We began our day visiting the site on the Jordan River very near where John the Baptist did his baptizing, on the Israel/Jordan border, and possibly where Jesus was baptized. As we posed for a group picture, a white dove flew overhead. They are quite common in the area, but was still a unique experience.
We drove further south along the Dead Sea through the Judean Wilderness and soaring temperatures to Masada. It is a mesa rising high above the sea, and was the location of one of Herod the Great's palaces. The location in the arid wilderness was even possible because of the cisterns built within the palace complex that would capture the area's rare rainfall - 2 inches per year - and store it in caves and basins carved within the plateau. Herod never lived there, but the cisterns enabled over 900 Jews fleeing the Romans to withstand a siege for nearly a year before they chose death over slavery.
We also visited Qumran, where many of the Dead Sea Scrolls were discovered. Temperatures here reached nearly 108°! The Qumran residents of the 1st century also used cisterns to capture rainwater to meet their needs.
Our last stop was the Dead Sea itself where we floated - bobbed like a cork is more like it - in the very heavily salty water. It was hot, crowded, and the salt and mud felt odd to the skin. It was fun.
All the while we drank several liters of water to stay hydrated.

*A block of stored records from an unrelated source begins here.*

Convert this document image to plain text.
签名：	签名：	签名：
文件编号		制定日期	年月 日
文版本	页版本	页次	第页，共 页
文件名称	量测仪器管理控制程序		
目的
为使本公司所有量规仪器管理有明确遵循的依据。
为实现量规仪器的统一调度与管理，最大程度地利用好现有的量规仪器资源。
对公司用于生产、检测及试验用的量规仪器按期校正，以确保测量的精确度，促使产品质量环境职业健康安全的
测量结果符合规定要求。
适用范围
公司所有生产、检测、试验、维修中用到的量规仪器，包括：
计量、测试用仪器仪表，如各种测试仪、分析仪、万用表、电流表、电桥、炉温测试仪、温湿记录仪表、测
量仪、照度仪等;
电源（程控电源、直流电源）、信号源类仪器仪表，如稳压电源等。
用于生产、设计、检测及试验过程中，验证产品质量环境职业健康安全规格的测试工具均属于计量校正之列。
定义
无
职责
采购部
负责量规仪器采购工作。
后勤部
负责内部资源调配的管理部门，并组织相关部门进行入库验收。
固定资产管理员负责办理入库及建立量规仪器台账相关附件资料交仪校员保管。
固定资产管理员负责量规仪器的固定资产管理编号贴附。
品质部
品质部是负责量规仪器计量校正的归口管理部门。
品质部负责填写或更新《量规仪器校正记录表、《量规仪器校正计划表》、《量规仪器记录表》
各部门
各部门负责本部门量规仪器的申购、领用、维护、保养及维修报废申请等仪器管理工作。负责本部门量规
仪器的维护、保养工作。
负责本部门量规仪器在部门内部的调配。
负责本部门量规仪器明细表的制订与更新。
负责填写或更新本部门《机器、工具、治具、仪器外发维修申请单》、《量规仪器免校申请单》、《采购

But despite the heat and lack of rainfall, it is amazing to see how much still grows there. Through the millennia, humans have found a way to meet their thirst needs in this dry land. And one man in particular wrote of what this need was like:
"O God, you are my God;
I earnestly search for you.
My soul thirsts for you;
my whole body longs for you
in this parched and weary land
where there is no water." (Psalm 63:1)
This picture was taken in En-Gedi, the area where David once hid.